■ 比良・大津ワンゲル道〜釈迦岳〜八雲ヶ原
・・・・2010年12月19日
2010.12.19

気温4度、湖にはガスが掛かって視界は殆ど無い。琵琶湖バレーに続く稜線辺りは僅かに白いものが見える。イン谷口、とはいっても建物は綺麗さっぱり撤去された後なので、正確にはイン谷口跡、と云わなければならない、跡地を右に曲がったワンゲル道傍の駐車場に、早い車が3台、用意の間に更に1台。

暗い登山道も流石に今では明かりが射す、雲の切れ目から差し込む日差しが今日はほんとに暖かく、青ガレや岳道を思えば余所見もできる歩きやすい道である。残念なことには下界の騒音が鮮明に聞こえてくるので、深山の感じが今ひとつ。

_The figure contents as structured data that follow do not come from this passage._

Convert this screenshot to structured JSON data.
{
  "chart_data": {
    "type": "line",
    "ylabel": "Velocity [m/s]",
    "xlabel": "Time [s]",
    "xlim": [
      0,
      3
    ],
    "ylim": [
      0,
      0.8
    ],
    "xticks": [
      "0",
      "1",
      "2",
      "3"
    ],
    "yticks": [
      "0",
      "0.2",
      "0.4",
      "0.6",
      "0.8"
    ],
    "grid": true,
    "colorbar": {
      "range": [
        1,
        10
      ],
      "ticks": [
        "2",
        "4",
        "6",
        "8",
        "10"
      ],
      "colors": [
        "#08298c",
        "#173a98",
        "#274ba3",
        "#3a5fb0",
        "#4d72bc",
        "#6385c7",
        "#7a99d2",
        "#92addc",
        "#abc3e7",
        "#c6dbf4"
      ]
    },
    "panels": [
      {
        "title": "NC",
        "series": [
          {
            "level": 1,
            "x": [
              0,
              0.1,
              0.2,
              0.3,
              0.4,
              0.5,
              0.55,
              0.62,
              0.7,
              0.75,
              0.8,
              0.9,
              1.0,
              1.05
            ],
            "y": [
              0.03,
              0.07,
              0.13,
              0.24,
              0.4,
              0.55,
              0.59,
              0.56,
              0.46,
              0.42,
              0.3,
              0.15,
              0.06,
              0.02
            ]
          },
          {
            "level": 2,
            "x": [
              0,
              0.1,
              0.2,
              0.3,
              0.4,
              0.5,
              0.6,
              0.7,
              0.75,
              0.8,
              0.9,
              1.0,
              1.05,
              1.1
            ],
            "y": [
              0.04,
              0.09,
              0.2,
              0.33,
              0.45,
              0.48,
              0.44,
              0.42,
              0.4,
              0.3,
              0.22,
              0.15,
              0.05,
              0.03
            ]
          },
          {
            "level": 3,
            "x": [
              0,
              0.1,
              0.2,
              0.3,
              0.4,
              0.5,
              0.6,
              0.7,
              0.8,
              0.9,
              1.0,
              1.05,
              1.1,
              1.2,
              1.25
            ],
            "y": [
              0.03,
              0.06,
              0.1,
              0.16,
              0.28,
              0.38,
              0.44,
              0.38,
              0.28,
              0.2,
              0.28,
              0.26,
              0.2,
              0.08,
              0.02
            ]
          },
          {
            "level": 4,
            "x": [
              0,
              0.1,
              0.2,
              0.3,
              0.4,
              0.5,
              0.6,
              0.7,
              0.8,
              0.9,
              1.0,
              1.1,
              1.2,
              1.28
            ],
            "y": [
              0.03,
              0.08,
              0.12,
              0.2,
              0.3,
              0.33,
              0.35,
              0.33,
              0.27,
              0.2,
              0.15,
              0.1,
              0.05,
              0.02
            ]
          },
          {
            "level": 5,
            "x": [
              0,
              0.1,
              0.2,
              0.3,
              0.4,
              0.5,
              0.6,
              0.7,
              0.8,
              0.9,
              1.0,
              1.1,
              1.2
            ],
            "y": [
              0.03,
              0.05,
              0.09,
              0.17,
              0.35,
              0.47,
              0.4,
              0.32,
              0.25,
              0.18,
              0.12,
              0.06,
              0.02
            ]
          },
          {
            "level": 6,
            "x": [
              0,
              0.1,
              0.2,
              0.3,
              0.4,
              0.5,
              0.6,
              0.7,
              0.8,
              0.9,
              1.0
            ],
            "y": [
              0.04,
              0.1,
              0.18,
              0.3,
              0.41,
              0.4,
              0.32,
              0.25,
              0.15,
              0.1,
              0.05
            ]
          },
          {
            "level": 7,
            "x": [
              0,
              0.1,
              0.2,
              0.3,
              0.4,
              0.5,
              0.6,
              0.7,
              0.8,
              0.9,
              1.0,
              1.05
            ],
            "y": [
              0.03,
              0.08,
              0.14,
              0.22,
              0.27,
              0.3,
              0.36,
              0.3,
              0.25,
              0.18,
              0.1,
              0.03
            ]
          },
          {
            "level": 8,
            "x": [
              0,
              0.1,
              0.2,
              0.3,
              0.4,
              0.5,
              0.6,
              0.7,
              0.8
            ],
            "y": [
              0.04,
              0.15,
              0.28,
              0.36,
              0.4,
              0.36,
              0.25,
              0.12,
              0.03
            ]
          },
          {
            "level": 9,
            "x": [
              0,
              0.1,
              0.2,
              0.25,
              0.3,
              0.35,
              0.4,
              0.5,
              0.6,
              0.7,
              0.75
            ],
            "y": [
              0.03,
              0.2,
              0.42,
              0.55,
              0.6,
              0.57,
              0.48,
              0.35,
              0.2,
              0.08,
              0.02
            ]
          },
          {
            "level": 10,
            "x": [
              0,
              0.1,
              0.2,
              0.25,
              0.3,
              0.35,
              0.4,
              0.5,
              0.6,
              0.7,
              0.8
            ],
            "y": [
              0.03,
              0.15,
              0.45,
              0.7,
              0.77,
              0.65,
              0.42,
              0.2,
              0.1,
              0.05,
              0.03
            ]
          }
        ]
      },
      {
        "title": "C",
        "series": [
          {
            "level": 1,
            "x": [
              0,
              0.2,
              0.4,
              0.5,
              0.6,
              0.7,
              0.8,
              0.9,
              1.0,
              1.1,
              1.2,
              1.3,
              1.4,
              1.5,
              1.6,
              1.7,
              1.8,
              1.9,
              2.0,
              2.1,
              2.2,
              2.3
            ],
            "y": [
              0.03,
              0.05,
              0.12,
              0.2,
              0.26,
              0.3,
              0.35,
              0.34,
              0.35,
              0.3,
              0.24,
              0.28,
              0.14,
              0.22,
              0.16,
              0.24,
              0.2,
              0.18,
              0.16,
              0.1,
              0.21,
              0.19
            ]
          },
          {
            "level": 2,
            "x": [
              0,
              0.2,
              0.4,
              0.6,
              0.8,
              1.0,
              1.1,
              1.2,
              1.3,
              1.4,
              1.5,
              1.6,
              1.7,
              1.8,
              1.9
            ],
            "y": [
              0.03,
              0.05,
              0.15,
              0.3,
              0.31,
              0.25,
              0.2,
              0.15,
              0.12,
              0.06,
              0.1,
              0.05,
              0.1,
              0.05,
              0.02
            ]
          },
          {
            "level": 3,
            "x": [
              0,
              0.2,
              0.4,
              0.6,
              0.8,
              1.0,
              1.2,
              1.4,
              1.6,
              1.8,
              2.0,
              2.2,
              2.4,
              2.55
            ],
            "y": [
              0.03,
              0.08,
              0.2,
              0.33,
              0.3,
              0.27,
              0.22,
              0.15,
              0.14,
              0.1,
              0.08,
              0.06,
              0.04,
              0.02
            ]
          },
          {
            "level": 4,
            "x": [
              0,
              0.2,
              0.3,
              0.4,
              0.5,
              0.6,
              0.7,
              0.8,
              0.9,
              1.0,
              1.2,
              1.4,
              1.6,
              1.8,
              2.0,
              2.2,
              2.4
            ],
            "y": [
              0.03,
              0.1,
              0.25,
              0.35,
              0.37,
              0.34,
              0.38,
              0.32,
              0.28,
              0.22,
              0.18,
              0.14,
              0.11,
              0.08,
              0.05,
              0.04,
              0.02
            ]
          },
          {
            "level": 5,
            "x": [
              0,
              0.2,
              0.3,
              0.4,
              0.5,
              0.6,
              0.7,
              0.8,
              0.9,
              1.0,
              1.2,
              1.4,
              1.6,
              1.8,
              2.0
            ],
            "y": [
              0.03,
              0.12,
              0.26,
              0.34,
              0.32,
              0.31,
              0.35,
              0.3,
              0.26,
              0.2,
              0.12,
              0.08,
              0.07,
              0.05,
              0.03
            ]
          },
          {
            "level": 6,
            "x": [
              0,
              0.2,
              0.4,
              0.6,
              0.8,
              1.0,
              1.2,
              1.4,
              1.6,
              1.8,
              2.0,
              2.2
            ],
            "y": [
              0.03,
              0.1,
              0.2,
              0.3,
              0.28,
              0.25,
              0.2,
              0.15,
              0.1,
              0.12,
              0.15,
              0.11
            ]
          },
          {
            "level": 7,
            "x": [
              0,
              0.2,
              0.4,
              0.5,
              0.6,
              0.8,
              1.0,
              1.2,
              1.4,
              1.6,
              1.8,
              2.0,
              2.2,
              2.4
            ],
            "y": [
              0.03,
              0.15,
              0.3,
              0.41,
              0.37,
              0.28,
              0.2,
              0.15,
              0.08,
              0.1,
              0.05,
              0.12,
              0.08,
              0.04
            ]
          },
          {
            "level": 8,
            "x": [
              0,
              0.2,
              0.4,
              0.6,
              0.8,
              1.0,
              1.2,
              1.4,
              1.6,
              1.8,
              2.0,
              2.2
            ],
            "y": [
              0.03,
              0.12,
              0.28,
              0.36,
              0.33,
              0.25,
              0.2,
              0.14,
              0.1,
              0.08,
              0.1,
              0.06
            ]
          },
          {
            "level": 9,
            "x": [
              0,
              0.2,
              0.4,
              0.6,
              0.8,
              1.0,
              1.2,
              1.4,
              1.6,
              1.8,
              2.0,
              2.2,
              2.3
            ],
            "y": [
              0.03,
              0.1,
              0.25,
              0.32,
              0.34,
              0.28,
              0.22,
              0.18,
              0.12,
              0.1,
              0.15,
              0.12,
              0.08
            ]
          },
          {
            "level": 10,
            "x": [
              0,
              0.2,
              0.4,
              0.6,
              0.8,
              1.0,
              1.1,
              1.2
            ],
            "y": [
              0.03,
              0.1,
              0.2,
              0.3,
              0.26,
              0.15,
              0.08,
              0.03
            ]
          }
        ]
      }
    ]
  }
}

砦状の跡地の手前で、政治について語るご婦人お二人と遭遇した。「政治の勉強さえしたことも無く・・」など、聞けば無理からぬ論評である。調子よく歩いてきたお陰で、やっぱり汗は滝のように流れる、気温は8度。

「これより難路」の立て看板があったのだが、青ガレと比べると非常に安全な道だと云えそうだ。ヤケオ山が見え出すと雪が出てきた。僅かに地表を覆う程度なので、歩行に差し障りはない。ややソールの減った登山靴でも殆ど滑らない。ルリビタキが目の前の梢で小さな声で囁いている。

歩くと付いて来る様にも見えるので、「ここまできたらえさやるぞ。下界に降りたらえさやるぞ」と声をかけてみたが、もとよりついて来る筈も無く、しかし、今年の山には餌となる木の実は殆ど無い筈なのだ。

イチョウガレに差し掛かった。6月よりやや背が伸びたような、そんな筈はないので、落葉によって良く見えるようになったのだ。あってほしい位置に格好の木の根がある、登りやすいガレである。ガレを登るとまた少し雪が増え、釈迦岳の下まで来ると、気持ちの良い綺麗な雪面に日差しが溢れてキラキラ輝く。

ザックを降ろして暫く休息、風もない雪面には往復分の踏み跡が僅かにある。ピークから先には今日の踏み跡はまったく無い。誰も踏まないカラ岳への道、ガリバー旅行村方面の上空には厚いガスが掛かっていた。

カラ岳の下からは真新しい踏み跡が二つ加わり、やっぱり電波塔の端から武奈ヶ岳を眺めたらしい。北比良峠の手前で射程に捕らえた、かなり大きなザックを背負う二人である。峠から琵琶湖はまったく見えないが、北の空は真っ青で、降り注ぐ日差しで暑い程である。

緩やかな傾斜を八雲ガ原に向かって下降、ロッジ跡では池の氷と戯れる数名のおじ様、伯母様たちがいた。たったままラーメンを啜るおじ様も。池の氷はかなり強力なやつで、ストックで叩いてもびくともしない。足で踏んだらどうだろう?、などとバカな事はしないのだ。

八雲ガ原の暖かさに慣れたら、金糞峠までの川面を吹く風が冷たい。颯爽と峠に向かう、見た目は若者、顔を見たらやっぱりおじ様、の速度は目を見張るものがあった。峠からの下りはやっぱり歩きづらい。こけたら痛そうだし余所見もできない。前方下からは元気な声が響くのだが、距離は少しも縮まらない。

岳道出会い辺りで前方に二人の男性を見た。琵琶湖は静かに凪いで、青空に一点の翳りもなく、犬と散歩する人も二組ほど。この時期にはなかなか望めない一日であった。